Why PNG Photos Are So Heavy
PNG is lossless: it stores every pixel exactly. That's perfect for logos and sharp UI, but a photograph has millions of subtly different colours across gradients and textures, and PNG has no efficient way to compress that. JPEG, being lossy, throws away color detail your eye barely registers and gets dramatically smaller.
When Converting PNG → JPG Is the Right Call
Convert when:
- The image is a photo or a screenshot of photographic content.
- You don't need transparency (JPEG can't store it — transparent areas become white).
- File size matters — email, web pages, upload limits.

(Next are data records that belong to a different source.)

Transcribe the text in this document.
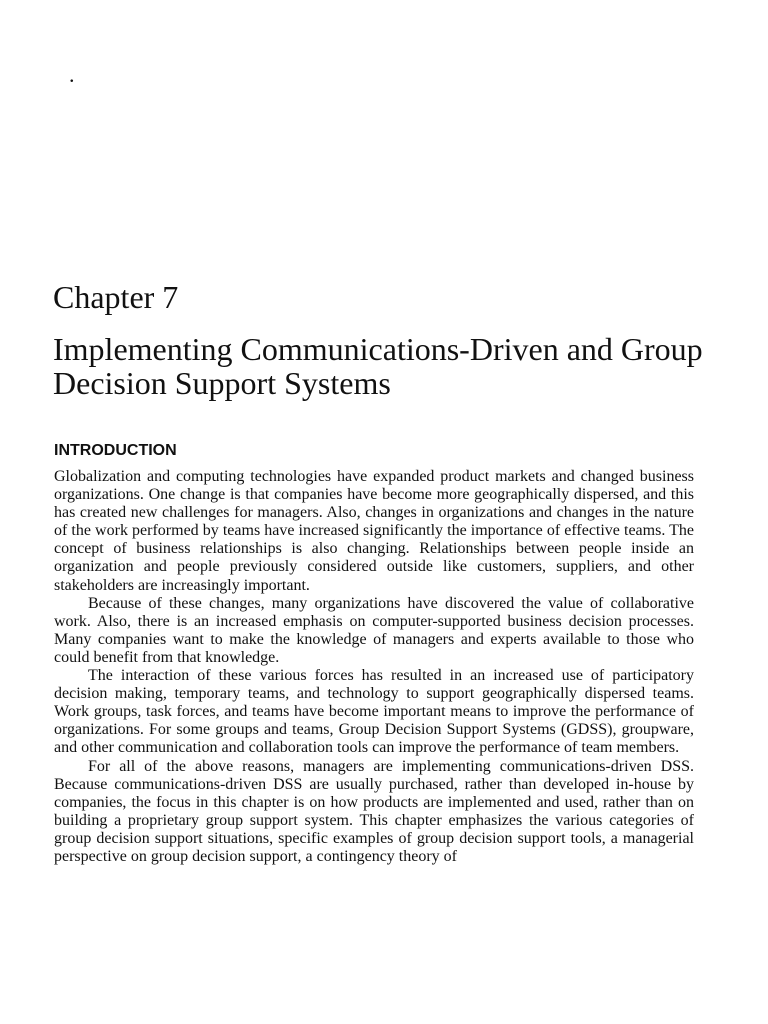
.
Chapter 7
Implementing Communications-Driven and Group Decision Support Systems
INTRODUCTION

Globalization and computing technologies have expanded product markets and changed business organizations. One change is that companies have become more geographically dispersed, and this has created new challenges for managers. Also, changes in organizations and changes in the nature of the work performed by teams have increased significantly the importance of effective teams. The concept of business relationships is also changing. Relationships between people inside an organization and people previously considered outside like customers, suppliers, and other stakeholders are increasingly important.

Because of these changes, many organizations have discovered the value of collaborative work. Also, there is an increased emphasis on computer-supported business decision processes. Many companies want to make the knowledge of managers and experts available to those who could benefit from that knowledge.

The interaction of these various forces has resulted in an increased use of participatory decision making, temporary teams, and technology to support geographically dispersed teams. Work groups, task forces, and teams have become important means to improve the performance of organizations. For some groups and teams, Group Decision Support Systems (GDSS), groupware, and other communication and collaboration tools can improve the performance of team members.

For all of the above reasons, managers are implementing communications-driven DSS. Because communications-driven DSS are usually purchased, rather than developed in-house by companies, the focus in this chapter is on how products are implemented and used, rather than on building a proprietary group support system. This chapter emphasizes the various categories of group decision support situations, specific examples of group decision support tools, a managerial perspective on group decision support, a contingency theory of
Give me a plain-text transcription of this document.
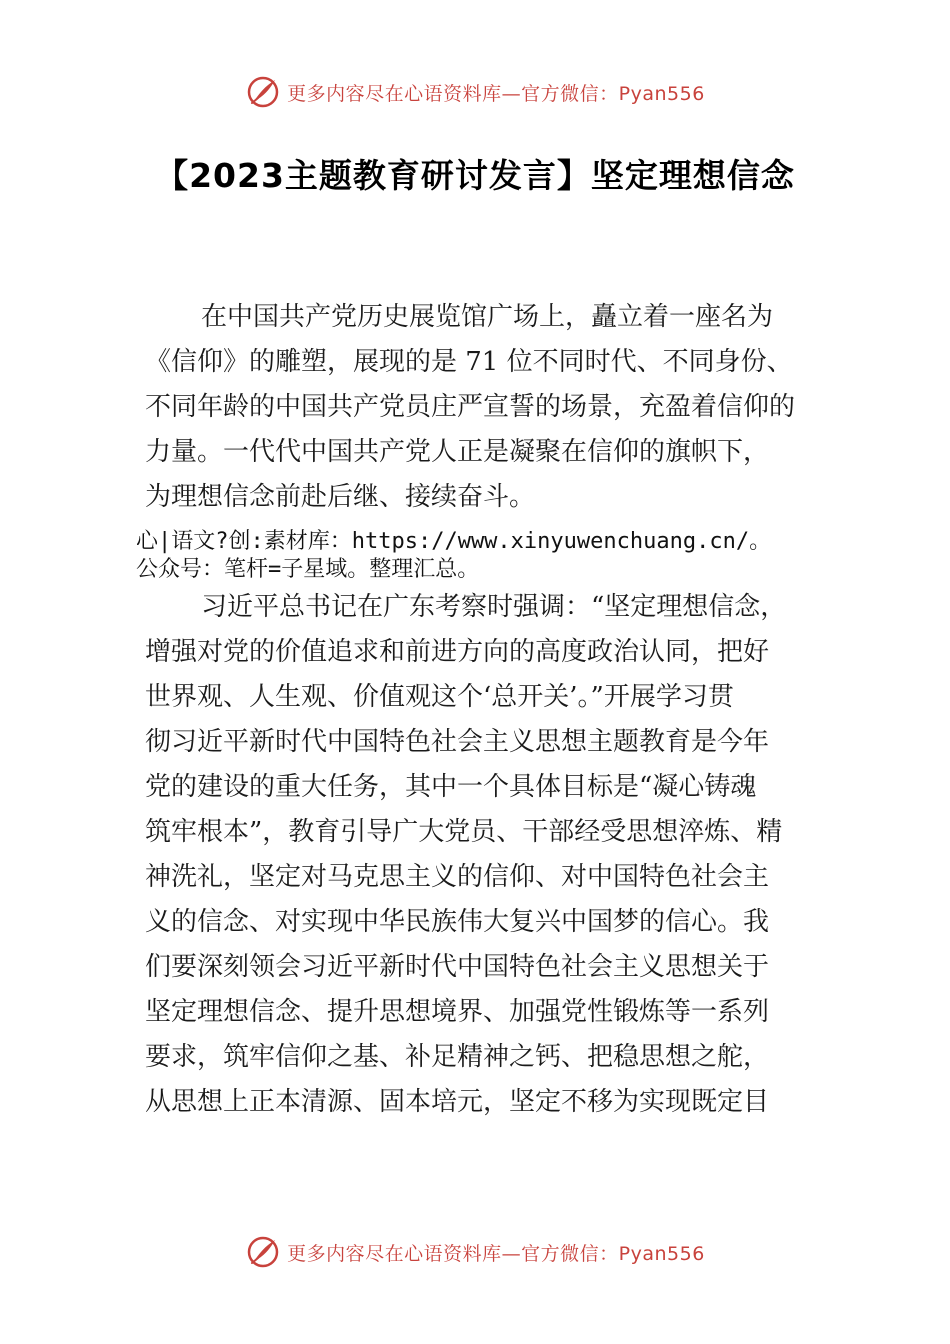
更多内容尽在心语资料库—官方微信：Pyan556
【2023主题教育研讨发言】坚定理想信念
在中国共产党历史展览馆广场上，矗立着一座名为
《信仰》的雕塑，展现的是 71 位不同时代、不同身份、
不同年龄的中国共产党员庄严宣誓的场景，充盈着信仰的
力量。一代代中国共产党人正是凝聚在信仰的旗帜下，
为理想信念前赴后继、接续奋斗。
心|语文?创:素材库：https://www.xinyuwenchuang.cn/。
公众号：笔杆=子星域。整理汇总。
习近平总书记在广东考察时强调：“坚定理想信念，
增强对党的价值追求和前进方向的高度政治认同，把好
世界观、人生观、价值观这个‘总开关’。”开展学习贯
彻习近平新时代中国特色社会主义思想主题教育是今年
党的建设的重大任务，其中一个具体目标是“凝心铸魂
筑牢根本”，教育引导广大党员、干部经受思想淬炼、精
神洗礼，坚定对马克思主义的信仰、对中国特色社会主
义的信念、对实现中华民族伟大复兴中国梦的信心。我
们要深刻领会习近平新时代中国特色社会主义思想关于
坚定理想信念、提升思想境界、加强党性锻炼等一系列
要求，筑牢信仰之基、补足精神之钙、把稳思想之舵，
从思想上正本清源、固本培元，坚定不移为实现既定目
更多内容尽在心语资料库—官方微信：Pyan556
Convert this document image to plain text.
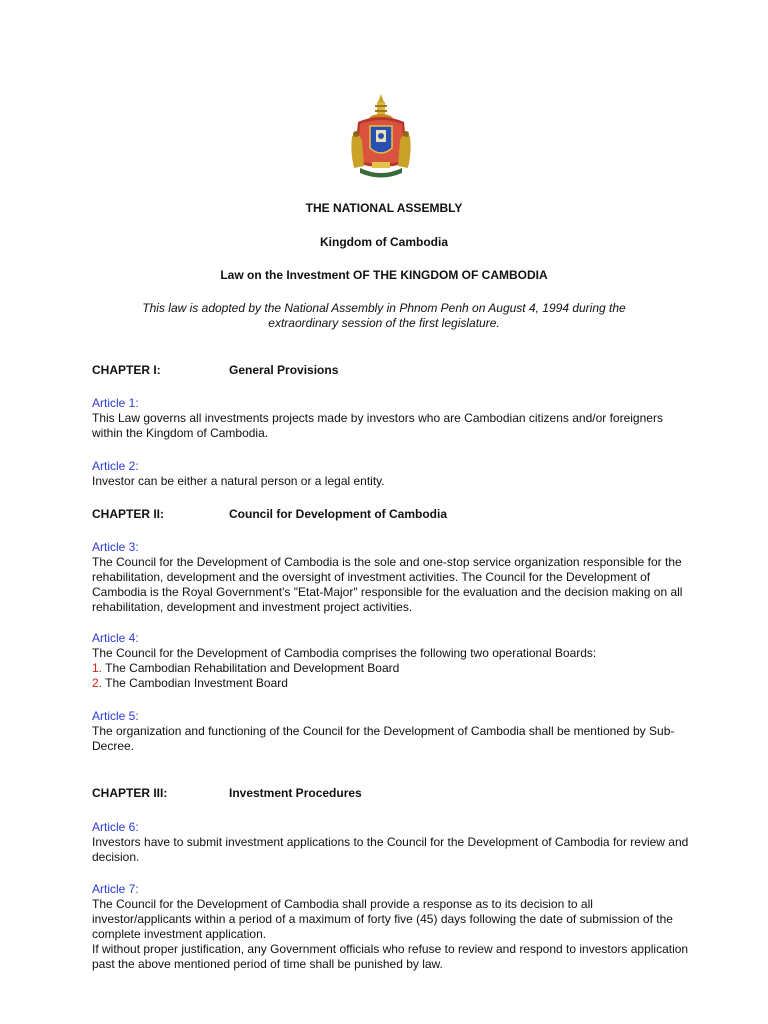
THE NATIONAL ASSEMBLY
Kingdom of Cambodia
Law on the Investment OF THE KINGDOM OF CAMBODIA
This law is adopted by the National Assembly in Phnom Penh on August 4, 1994 during the extraordinary session of the first legislature.
CHAPTER I:	General Provisions
Article 1:
This Law governs all investments projects made by investors who are Cambodian citizens and/or foreigners within the Kingdom of Cambodia.
Article 2:
Investor can be either a natural person or a legal entity.
CHAPTER II:	Council for Development of Cambodia
Article 3:
The Council for the Development of Cambodia is the sole and one-stop service organization responsible for the rehabilitation, development and the oversight of investment activities. The Council for the Development of Cambodia is the Royal Government's "Etat-Major" responsible for the evaluation and the decision making on all rehabilitation, development and investment project activities.
Article 4:
The Council for the Development of Cambodia comprises the following two operational Boards:
1. The Cambodian Rehabilitation and Development Board
2. The Cambodian Investment Board
Article 5:
The organization and functioning of the Council for the Development of Cambodia shall be mentioned by Sub-Decree.
CHAPTER III:	Investment Procedures
Article 6:
Investors have to submit investment applications to the Council for the Development of Cambodia for review and decision.
Article 7:
The Council for the Development of Cambodia shall provide a response as to its decision to all investor/applicants within a period of a maximum of forty five (45) days following the date of submission of the complete investment application.
If without proper justification, any Government officials who refuse to review and respond to investors application past the above mentioned period of time shall be punished by law.
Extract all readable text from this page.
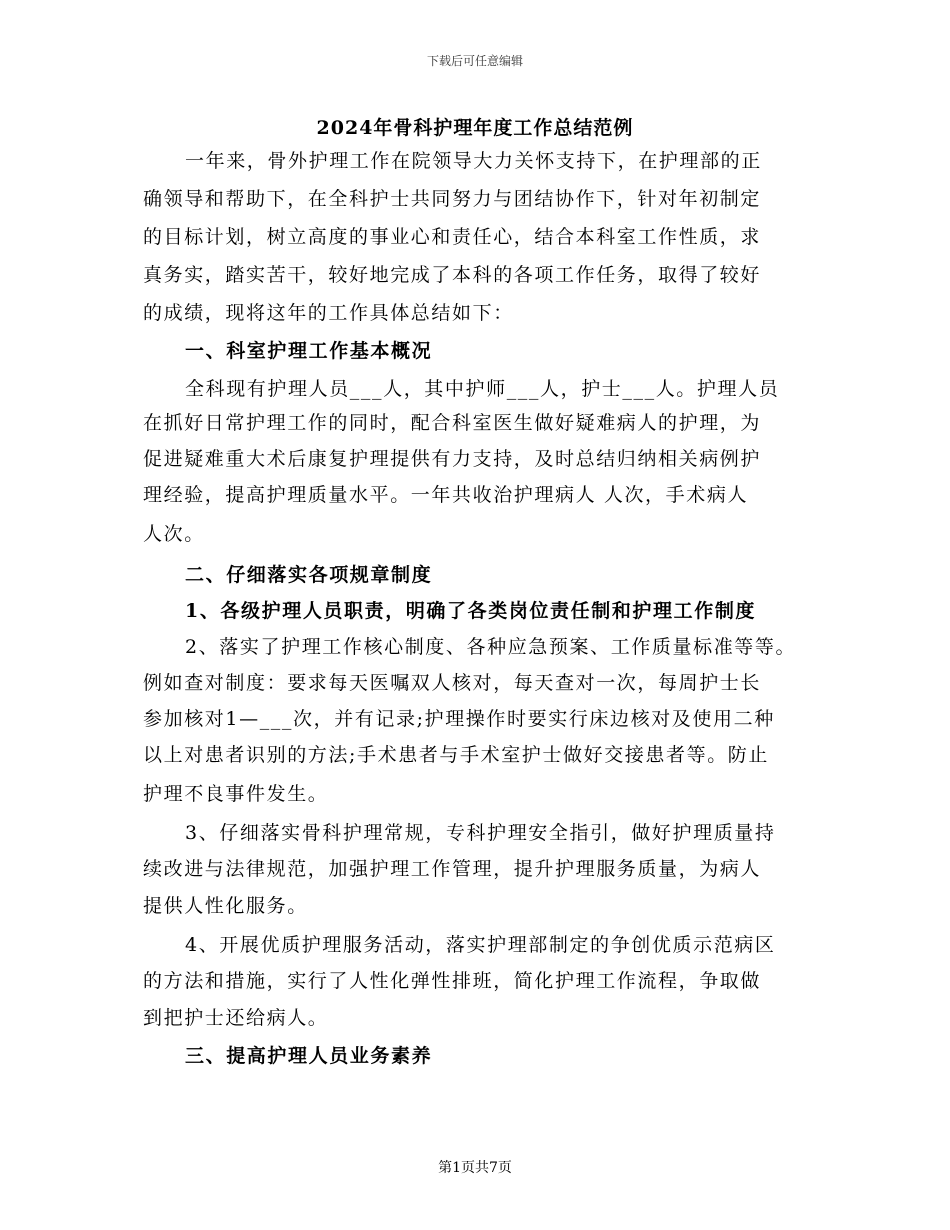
下载后可任意编辑
2024年骨科护理年度工作总结范例
一年来，骨外护理工作在院领导大力关怀支持下，在护理部的正
确领导和帮助下，在全科护士共同努力与团结协作下，针对年初制定
的目标计划，树立高度的事业心和责任心，结合本科室工作性质，求
真务实，踏实苦干，较好地完成了本科的各项工作任务，取得了较好
的成绩，现将这年的工作具体总结如下：
一、科室护理工作基本概况
全科现有护理人员___人，其中护师___人，护士___人。护理人员
在抓好日常护理工作的同时，配合科室医生做好疑难病人的护理，为
促进疑难重大术后康复护理提供有力支持，及时总结归纳相关病例护
理经验，提高护理质量水平。一年共收治护理病人 人次，手术病人
人次。
二、仔细落实各项规章制度
1、各级护理人员职责，明确了各类岗位责任制和护理工作制度
2、落实了护理工作核心制度、各种应急预案、工作质量标准等等。
例如查对制度：要求每天医嘱双人核对，每天查对一次，每周护士长
参加核对1—___次，并有记录;护理操作时要实行床边核对及使用二种
以上对患者识别的方法;手术患者与手术室护士做好交接患者等。防止
护理不良事件发生。
3、仔细落实骨科护理常规，专科护理安全指引，做好护理质量持
续改进与法律规范，加强护理工作管理，提升护理服务质量，为病人
提供人性化服务。
4、开展优质护理服务活动，落实护理部制定的争创优质示范病区
的方法和措施，实行了人性化弹性排班，简化护理工作流程，争取做
到把护士还给病人。
三、提高护理人员业务素养
第1页共7页
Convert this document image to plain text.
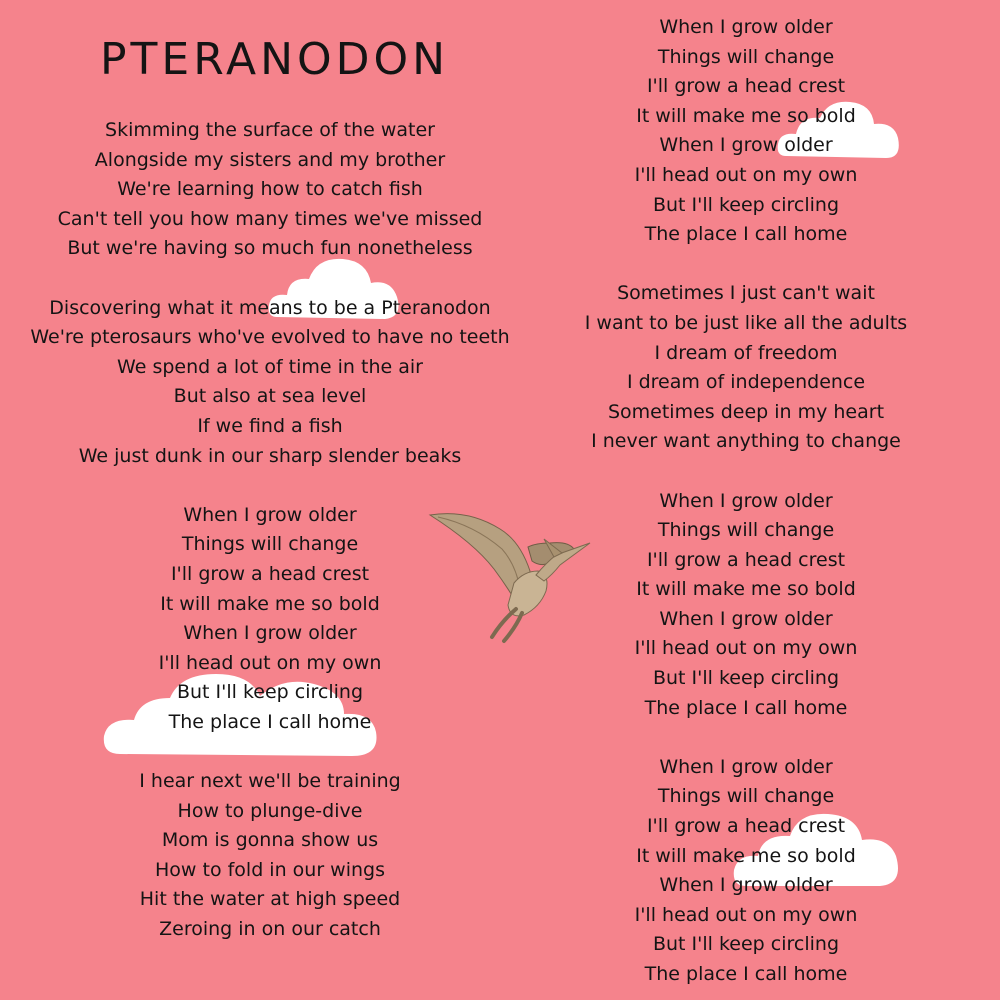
PTERANODON

Skimming the surface of the water

Alongside my sisters and my brother

We're learning how to catch fish

Can't tell you how many times we've missed

But we're having so much fun nonetheless

Discovering what it means to be a Pteranodon

We're pterosaurs who've evolved to have no teeth

We spend a lot of time in the air

But also at sea level

If we find a fish

We just dunk in our sharp slender beaks

When I grow older

Things will change

I'll grow a head crest

It will make me so bold

When I grow older

I'll head out on my own

But I'll keep circling

The place I call home

I hear next we'll be training

How to plunge-dive

Mom is gonna show us

How to fold in our wings

Hit the water at high speed

Zeroing in on our catch

When I grow older

Things will change

I'll grow a head crest

It will make me so bold

When I grow older

I'll head out on my own

But I'll keep circling

The place I call home

Sometimes I just can't wait

I want to be just like all the adults

I dream of freedom

I dream of independence

Sometimes deep in my heart

I never want anything to change

When I grow older

Things will change

I'll grow a head crest

It will make me so bold

When I grow older

I'll head out on my own

But I'll keep circling

The place I call home

When I grow older

Things will change

I'll grow a head crest

It will make me so bold

When I grow older

I'll head out on my own

But I'll keep circling

The place I call home
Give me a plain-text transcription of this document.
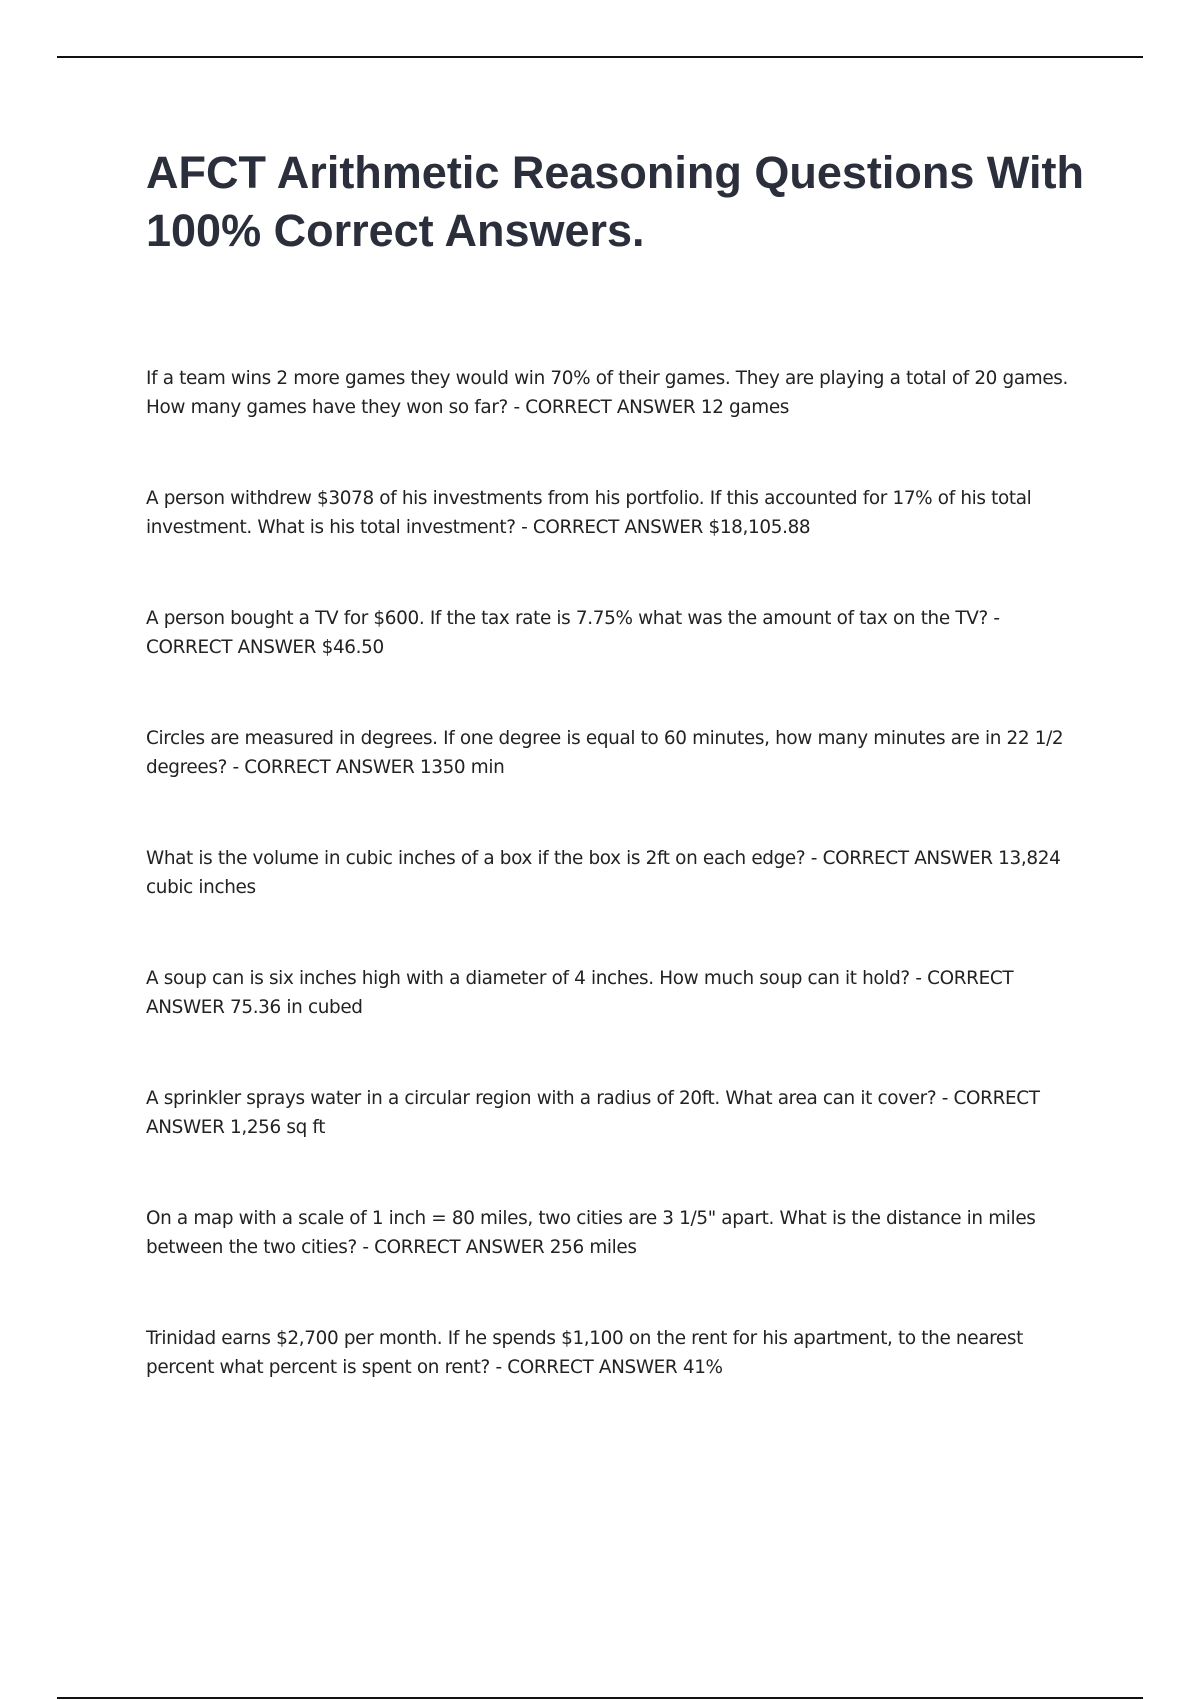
AFCT Arithmetic Reasoning Questions With 100% Correct Answers.

If a team wins 2 more games they would win 70% of their games. They are playing a total of 20 games. How many games have they won so far? - CORRECT ANSWER 12 games

A person withdrew $3078 of his investments from his portfolio. If this accounted for 17% of his total investment. What is his total investment? - CORRECT ANSWER $18,105.88

A person bought a TV for $600. If the tax rate is 7.75% what was the amount of tax on the TV? - CORRECT ANSWER $46.50

Circles are measured in degrees. If one degree is equal to 60 minutes, how many minutes are in 22 1/2 degrees? - CORRECT ANSWER 1350 min

What is the volume in cubic inches of a box if the box is 2ft on each edge? - CORRECT ANSWER 13,824 cubic inches

A soup can is six inches high with a diameter of 4 inches. How much soup can it hold? - CORRECT ANSWER 75.36 in cubed

A sprinkler sprays water in a circular region with a radius of 20ft. What area can it cover? - CORRECT ANSWER 1,256 sq ft

On a map with a scale of 1 inch = 80 miles, two cities are 3 1/5" apart. What is the distance in miles between the two cities? - CORRECT ANSWER 256 miles

Trinidad earns $2,700 per month. If he spends $1,100 on the rent for his apartment, to the nearest percent what percent is spent on rent? - CORRECT ANSWER 41%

Keep the PNG when the image has transparency, or is a crisp logo/diagram/text where lossless edges matter.
How to Convert
Open Convert to JPG, drop in the PNG, and export. For even smaller results, follow up with Compress Image and set quality to ~80 — you'll often turn a 6MB PNG into a 300KB JPG with no visible difference.
The Transparency Caveat
If your PNG has a transparent background, converting to JPG fills that area with a solid colour (usually white). If you actually needed the transparency — say for a logo overlay — keep the PNG instead, or reduce its size another way. All conversion happens in your browser, so the file is never uploaded.